Tripatouillage à la Cour constitutionnelle : Le décryptage

Créée par la loi organique n° 13/026 du 15 octobre 2013, la Cour constitutionnelle est entrée en activité à la mi-mai 2015 après l’élection, le 11 avril 2015, de son tout premier Président, Bénoit Lwamba Bindu. La toute première génération de ses juges avait été nommée le 7 juillet 2014. A partir de cette entrée en service, le premier tirage au sort de trois des neuf membres devait intervenir en avril-mai 2018.

La Cour constitutionnelle au fil du temps

Mais à cette période, deux événements majeurs se produisent. D’abord le décès, en date du 8 avril 2018, d’un des juges, Kalonda Kele Oma Yvon. Ensuite la démission, le 9 avril de la même année, de deux autres juges. Jean Louis Esambo et Banyaku Lwape refusent, par ce geste, d’avoir à se prononcer sur l’interprétation de l’alinéa 2 de l’article 70 de la Constitution. Cet alinéa est en rapport avec le maintien du Président en fonction jusqu’à l’installation du nouveau Président élu.

Trois places sont donc vides alors que le tirage au sort attendu doit faire remplacer trois juges.
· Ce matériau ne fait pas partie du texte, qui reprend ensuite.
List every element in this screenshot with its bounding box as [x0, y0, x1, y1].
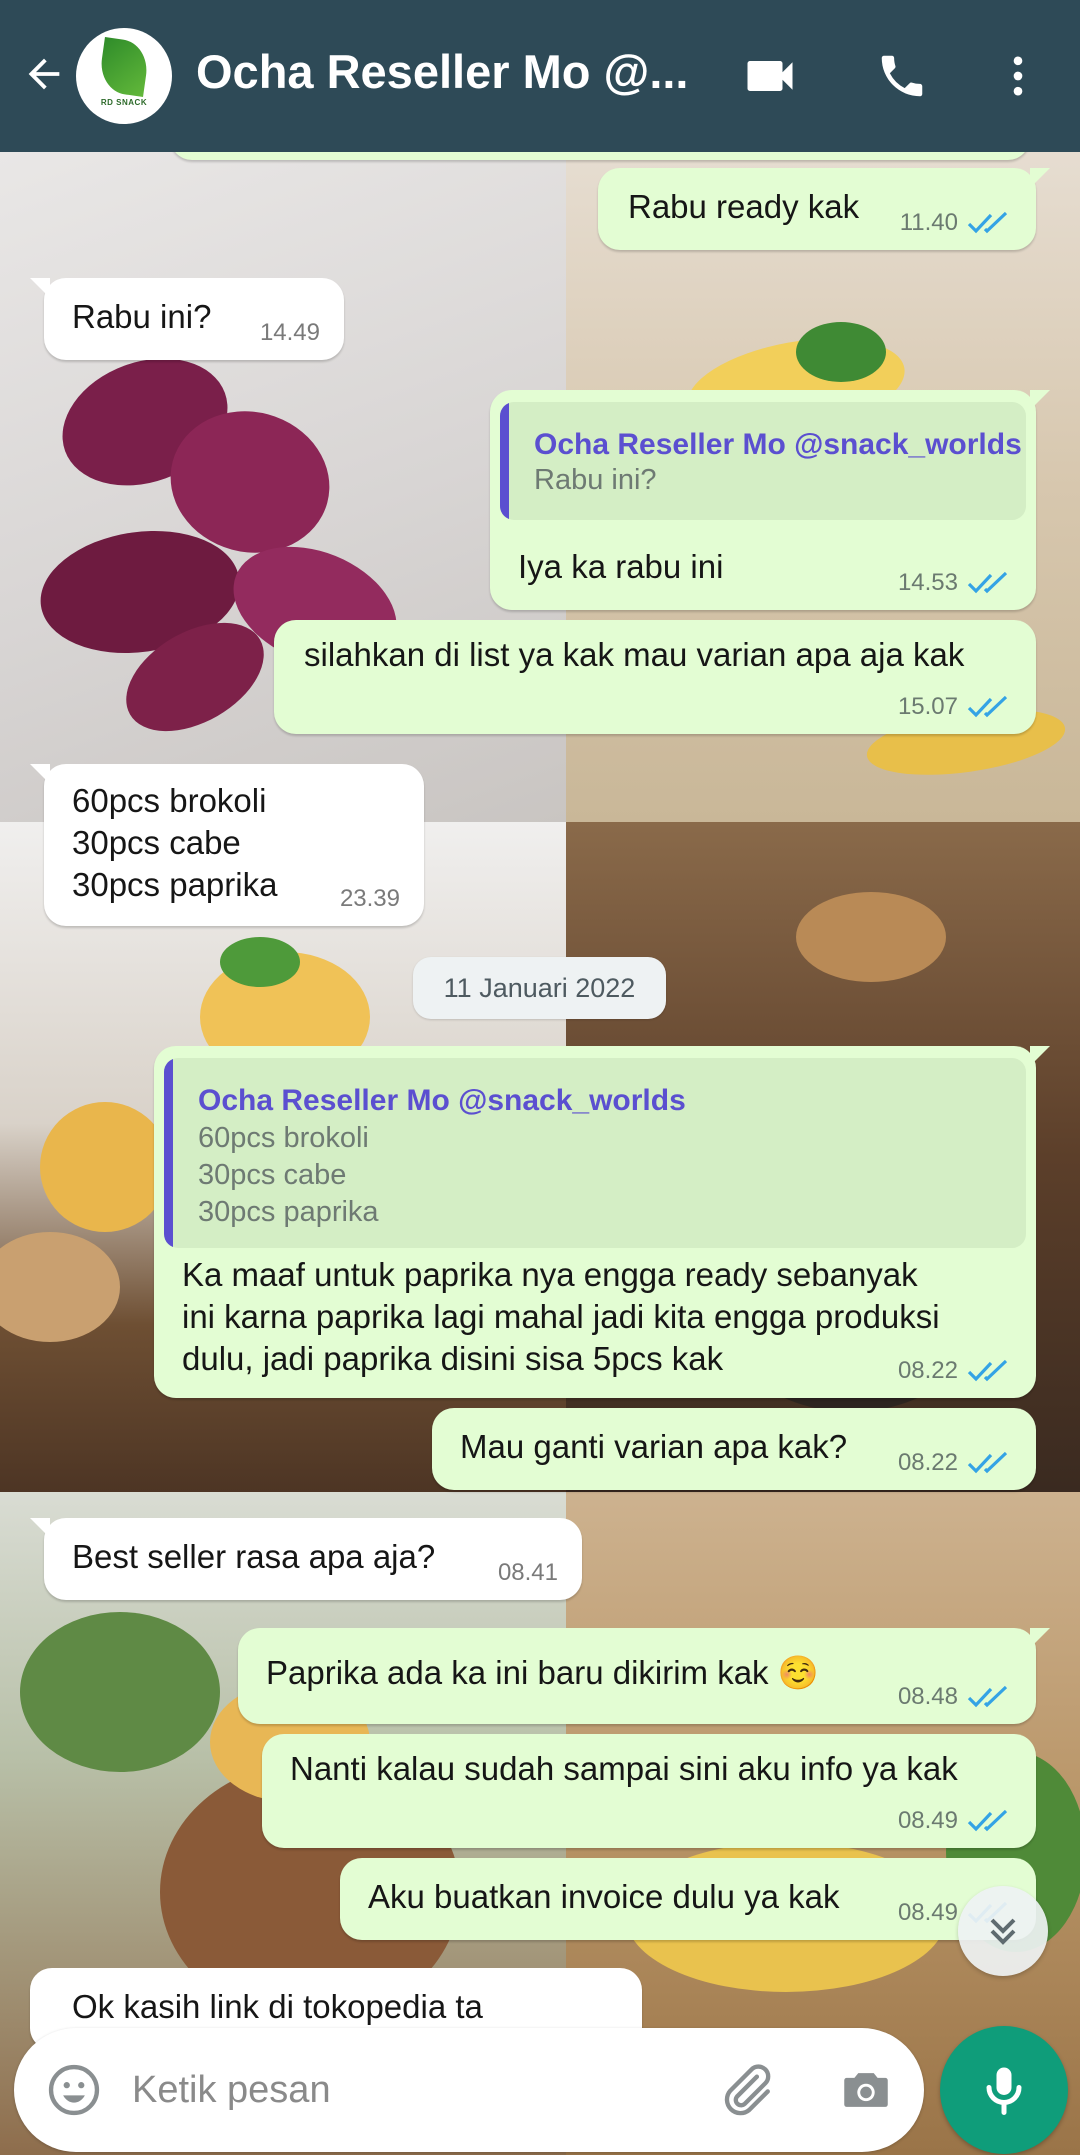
- emoji-button[interactable]: [42, 2058, 106, 2122]
- message-meta: 08.48: [898, 1684, 1012, 1710]
- message-outgoing[interactable]: Rabu ready kak 11.40: [598, 168, 1050, 250]
- avatar-label: RD SNACK: [100, 97, 148, 107]
- message-time: 08.22: [897, 1449, 958, 1476]
- message-meta: 08.22: [898, 1358, 1012, 1384]
- more-options-button[interactable]: [986, 44, 1050, 108]
- double-check-icon: [967, 211, 1008, 234]
- contact-name[interactable]: Ocha Reseller Mo @...: [196, 44, 696, 99]
- back-arrow-icon: [28, 58, 60, 90]
- camera-icon: [844, 2073, 888, 2107]
- double-check-icon: [967, 1685, 1008, 1708]
- double-chevron-down-icon: [990, 1918, 1016, 1945]
- message-time: 08.49: [897, 1807, 958, 1834]
- message-text: Ka maaf untuk paprika nya engga ready se…: [182, 1256, 940, 1377]
- message-outgoing[interactable]: Mau ganti varian apa kak? 08.22: [432, 1408, 1036, 1490]
- message-text: Mau ganti varian apa kak?: [460, 1428, 848, 1465]
- message-outgoing[interactable]: Aku buatkan invoice dulu ya kak 08.49: [340, 1858, 1036, 1940]
- double-check-icon: [967, 695, 1008, 718]
- message-meta: 23.39: [340, 886, 400, 912]
- double-check-icon: [967, 571, 1008, 594]
- leaf-logo-icon: [97, 36, 151, 97]
- message-incoming[interactable]: Best seller rasa apa aja? 08.41: [30, 1518, 582, 1600]
- mic-icon: [986, 2067, 1022, 2115]
- quoted-text: Rabu ini?: [534, 464, 657, 496]
- message-meta: 08.22: [898, 1450, 1012, 1476]
- message-composer: [14, 2028, 924, 2152]
- message-text: Iya ka rabu ini: [518, 548, 724, 585]
- double-check-icon: [967, 1451, 1008, 1474]
- message-text: Best seller rasa apa aja?: [72, 1538, 436, 1575]
- back-button[interactable]: [18, 44, 70, 104]
- double-check-icon: [967, 1809, 1008, 1832]
- message-incoming[interactable]: 60pcs brokoli 30pcs cabe 30pcs paprika 2…: [30, 764, 424, 926]
- message-text: silahkan di list ya kak mau varian apa a…: [304, 636, 965, 673]
- message-meta: 11.40: [900, 210, 1012, 236]
- quoted-text: 60pcs brokoli 30pcs cabe 30pcs paprika: [198, 1122, 379, 1228]
- message-outgoing[interactable]: silahkan di list ya kak mau varian apa a…: [274, 620, 1036, 734]
- quoted-message[interactable]: Ocha Reseller Mo @snack_worlds 60pcs bro…: [164, 1058, 1026, 1248]
- quoted-message[interactable]: Ocha Reseller Mo @snack_worlds Rabu ini?: [500, 402, 1026, 520]
- scroll-to-bottom-button[interactable]: [958, 1886, 1048, 1976]
- message-meta: 15.07: [898, 694, 1012, 720]
- message-meta: 14.53: [898, 570, 1012, 596]
- message-time: 08.41: [497, 1559, 558, 1586]
- message-time: 08.22: [897, 1357, 958, 1384]
- message-time: 11.40: [899, 209, 958, 236]
- message-text: 60pcs brokoli 30pcs cabe 30pcs paprika: [72, 782, 278, 903]
- attach-button[interactable]: [714, 2058, 778, 2122]
- message-time: 15.07: [897, 693, 958, 720]
- message-outgoing[interactable]: Paprika ada ka ini baru dikirim kak ☺️ 0…: [238, 1628, 1050, 1724]
- message-outgoing-reply[interactable]: Ocha Reseller Mo @snack_worlds Rabu ini?…: [490, 390, 1050, 610]
- paperclip-icon: [724, 2064, 771, 2116]
- message-outgoing[interactable]: Nanti kalau sudah sampai sini aku info y…: [262, 1734, 1036, 1848]
- date-separator: 11 Januari 2022: [413, 957, 666, 1019]
- quote-accent-bar: [164, 1058, 173, 1248]
- message-time: 14.53: [897, 569, 958, 596]
- message-text: Rabu ready kak: [628, 188, 860, 225]
- message-meta: 08.49: [898, 1808, 1012, 1834]
- message-time: 08.49: [897, 1899, 958, 1926]
- voice-message-button[interactable]: [940, 2026, 1068, 2154]
- message-meta: 08.41: [498, 1560, 558, 1586]
- message-incoming[interactable]: Rabu ini? 14.49: [30, 278, 344, 360]
- video-call-icon: [747, 61, 793, 91]
- voice-call-button[interactable]: [870, 44, 934, 108]
- message-meta: 14.49: [260, 320, 320, 346]
- double-check-icon: [967, 1359, 1008, 1382]
- more-vert-icon: [1013, 56, 1023, 96]
- message-text: Nanti kalau sudah sampai sini aku info y…: [290, 1750, 958, 1787]
- message-time: 14.49: [259, 319, 320, 346]
- message-time: 08.48: [897, 1683, 958, 1710]
- message-outgoing-reply[interactable]: Ocha Reseller Mo @snack_worlds 60pcs bro…: [154, 1046, 1050, 1398]
- emoji-icon: [48, 2064, 100, 2116]
- quoted-sender: Ocha Reseller Mo @snack_worlds: [534, 428, 1022, 461]
- message-text: Rabu ini?: [72, 298, 212, 335]
- video-call-button[interactable]: [738, 44, 802, 108]
- contact-avatar[interactable]: RD SNACK: [76, 28, 172, 124]
- message-time: 23.39: [339, 885, 400, 912]
- quote-accent-bar: [500, 402, 509, 520]
- quoted-sender: Ocha Reseller Mo @snack_worlds: [198, 1084, 686, 1117]
- voice-call-icon: [881, 55, 923, 97]
- chat-header: RD SNACK Ocha Reseller Mo @...: [0, 0, 1080, 152]
- message-text: Aku buatkan invoice dulu ya kak: [368, 1878, 840, 1915]
- message-text: Paprika ada ka ini baru dikirim kak ☺️: [266, 1654, 819, 1691]
- camera-button[interactable]: [834, 2058, 898, 2122]
- message-input[interactable]: [132, 2064, 692, 2116]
A la place, le chef de l’Etat va nommer trois nouveaux juges le 15 mai 2018, à savoir : Norbert Nkulu Kilombo désigné par lui-même, Jean Ubulu présenté par la Conseil supérieur de la magistrature et François Bokona coopté par le Parlement.

Les événements intrigants qui ont précédé le tripatouillage

Dès lors, un nouveau décompte commence à partir du 15 mai pour le prochain tirage au sort qui doit intervenir au plus tard le en avril 2021. Mais à la surprise générale, ce tirage au sort n’intervient pas alors que les juges choisissent de se désigner un nouveau Président. Ici encore, trois événements majeurs, et plutôt suspects, se produisent.

D’abord, la rencontre, en date du 6 avril 2021 (remarquez bien la coïncidence des dates), avec les neufs juges de la Cour constitutionnelle. Rien ne filtre de ces entretiens, mais on retient que cinq jours plus tard, soit le 11 avril 2021, Evariste Funga Molima, Président a.i de la haute Cour, écrit au chef de l’Etat pour l’informer de l’élection, sauf avis contraire de ce dernier, du nouveau Président projetée pour le 20 avril 2021.

Ensuite le silence assourdissant du côté du Conseil supérieur de la magistrature qui était censé tenir son assemblée générale à la première semaine du mois d’avril. C’est à cette occasion que l’assemblée, qui est l’organe de décision, était censé désigner déjà son juge en remplacement de celui en fonction qui devait être tiré au sort au cours du même mois. Personne n’a eu vent des raisons de cette assemblée générale zappée.

Enfin, silence assourdissant également du côté du Parlement qui devait aussi se réunir en congrès pour se désigner un nouveau juge.

On observe là une succession de passivité plutôt active qui, de l’avis des analystes, en dit long sur ce qui est arrivé. C’est-à-dire l’élection du nouveau Président qui permet aux juges fin mandat de rempiler sans tirage au sort jusqu’en…2024.

Les juges désormais immortels ?

En résumé, on retiendra qu’à ce jour, six ans après son entrée en service, la Cour constitutionnelle fonctionne avec des juges qui dribblent systématiquement leur propre loi organique pour se pérenniser au mieux des intérêts d’en haut lieu… Il s’agit, entre autres, d’Evariste Funga, candidat malheureux à sa confirmation après son intérim. Ensuite Polycarpe Mongulu Tapa’ngane qui remplaça Vunduawe Te Pemako nommé Président de la Cour de cassation en juin 2018. Troisièmement, Corneille Wasenda Nsongo suivi de Jean-Pierre Mavungu Ngumbi

Vient alors le trio à problème. D’abord Dieudonné Kabula Dibwa qui a remplacé Benoit Lwamba, Président de la haute Cour qui est parti l’année dernière dans la même période et dans les conditions que l’on connaît. Ensuite Alphonsine Kalume Asengo qui a remplacé Noël Kilomba Mala dans les conditions que l’on connaît également. Et enfin Kamulete Badibanga Dieudonné remplaçant le juge Ubulu dans les mêmes conditions que Kilomba.

Pour rappel, ces trois derniers juges avaient été nommés dans la foulée des ordonnances non contresignées par le Premier ministre d’alors, Sylvestre Ilunga. Ce fut le clash décisif qui emporta la coalition FCC-CACH.